Çocukluğunda yaşadıklarını saniyesi saniyesine hatırlıyordu. Babasının bir gün sabahın çok erken bir saatinde, daha güneş ağarmadan, ortalığı horoz sesleri kaplamadan uyur uyanık bir halde kendisini kucağına alıp götürmesiyle kopmuştu film şeridi. Uyandığında koltukları eski püskü bir otobüsün en ön koltuğunda annesinin kucağındaydı. Yanında iri gözlerini otobüsün camından dışarıya doğrultmuş, geride kalan her şeyi sanki bir daha görmeyecekmiş gibi buğulu bir bakışla bakan babası vardı. Ne olduğunu anlayamamış, olanları çözmeye çalışıyordu ki, anneciği uyandığı farketmiş olmalı hemen yumuşacık ellerini saçlarında gezindirmeye başladı. Yüzünde en ufak bir his belirtisi olmadığı gibi ağzından da hiç bir kelime çıkmıyordu. Ruh gibiydi adeta. Annesini hiç böyle görmemişti. Oysa kendisine hiçbirşey söylemeyen, hissetmeyen, nefes bile almayan o kadın, her sabah uyandığında mutfaktan gelen kahkaha seslerini duyduğu, uyanır uyanmaz mutfağa koşup kucağına atladığı, huzur dolu, sevgi dolu, sıcacık bakışlarıyla çevreye neşe saçan o kadın olamazdı, olmamalıydı. Ne olduğunu bilmiyordu, anlayamıyordu ve ağzından tek bir kelime bile çıkmıyordu Cemal’in. Babasına baktı belki birşeyler söyler diye ama nafileydi, babasını yanı başına hissetmesine rağmen sanki çok uzuklarda gibiydi. Ne annesi, ne babası ne de kendisinden en ufak bir ses çıkmıyordu. Ölüm sessizliği kaplamıştı ortalığı diye içinden geçirdi. Oysa bir o yana bir bu yana sallana sallana giden otobüsün içerisindeki teyp, Karadeniz’in o en meşhur türklülerinden biri olan Çarşambayı Sel Aldı’yı bangır bangır çığırtıyordu.

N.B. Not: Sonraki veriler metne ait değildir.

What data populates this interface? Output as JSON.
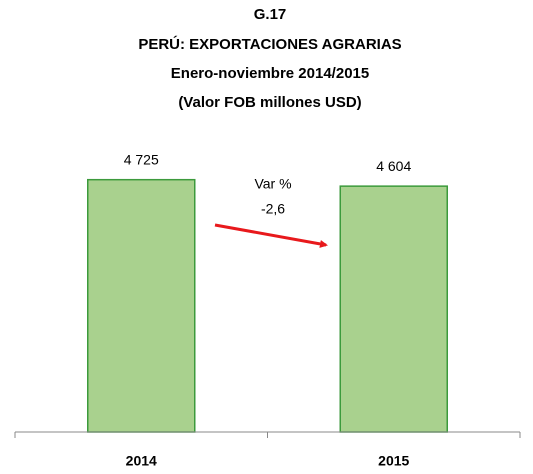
{
  "chart_data": {
    "type": "bar",
    "title": [
      "G.17",
      "PERÚ: EXPORTACIONES AGRARIAS",
      "Enero-noviembre 2014/2015",
      "(Valor FOB millones USD)"
    ],
    "categories": [
      "2014",
      "2015"
    ],
    "values": [
      4725,
      4604
    ],
    "value_labels": [
      "4 725",
      "4 604"
    ],
    "color": "#a9d18e",
    "edge_color": "#3c9a3c",
    "ylim": [
      0,
      5000
    ],
    "annotations": [
      "Var %",
      "-2,6"
    ],
    "arrow_color": "#e8191c"
  }
}
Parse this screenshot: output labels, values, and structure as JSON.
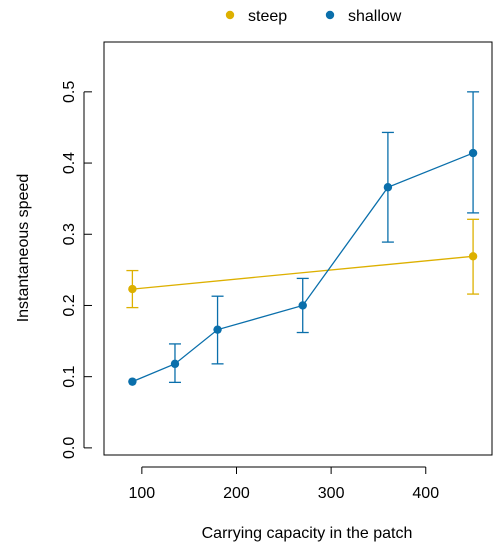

Büyülü bir yolculuktur, hiç bitmemesi istenen bir rüyadır Karadeniz. Oysa Cemal asfalt yolda yavaş yavaş ilerleyen otobüsün içinde, annesinin kucağında yavaş yavaş uykudan uyanmakta ve rüyası sona ermekteydi. Büyülü bir yolculuğa çıkmak üzere doğduğu topraklara, sıradan bir yolculukla veda etmekteydi. Yol kenarında uzanan ağaçlardan her saniye bir tanesi hayatından uzaklaşmaktaydı. İlk defa havayı puslu görmüş, ağır ağır yaklaşan yağmur bulutlarını izliyordu. Küçük olmasına rağmen o da anlamıştı hayatında birşeylerin değişmekte olduğunu. Gece yatarken bırakmak istemediği, sımsıkı tuttuğu bilye torbası hala elindeydi. Elleri acımasa farketmeyecekti ama küçücük elleri kızarmıştı artık. Annesine uzattı düşünmeden torbayı. Annesi torbayı alıp yanı başında duran çantasının içine koydu özenle. Kendileri için değeri hiçbirşeyle ölçülemeyecek binlerce anıyı uzaklarda bırakırken, hayattaki birtanecik varlığı, oğlu Cemal için en önemli şey olan bilyelerini kaybetmeyi asla istemezdi. Gözleri dolar gibi oldu bir an. Otobüsü birden durdurup inerek, geriye doğru koşmak, kardeşlerine emanet ettiği anne ve babasına son bir kere daha sarılmak istedi. Yola çıkacakları günden bir hafta önceden beri babasının ağzından tek bir kelime çıkmamıştı. Sadece sabah evden çıkarken kızını, damadını ve torununu yanaklarından birer kere öpmüş, şans dilemiş, yıllardır alın teriyle biriktirdiği üç beş kuruşu çaktırmadan kızının entarisinin cebine gizlice yerleştirmiş ve sabah namazını kılmak üzere yörelerinde tek olan camiye doğru kaçarcasına koşar adım ilerlemişti.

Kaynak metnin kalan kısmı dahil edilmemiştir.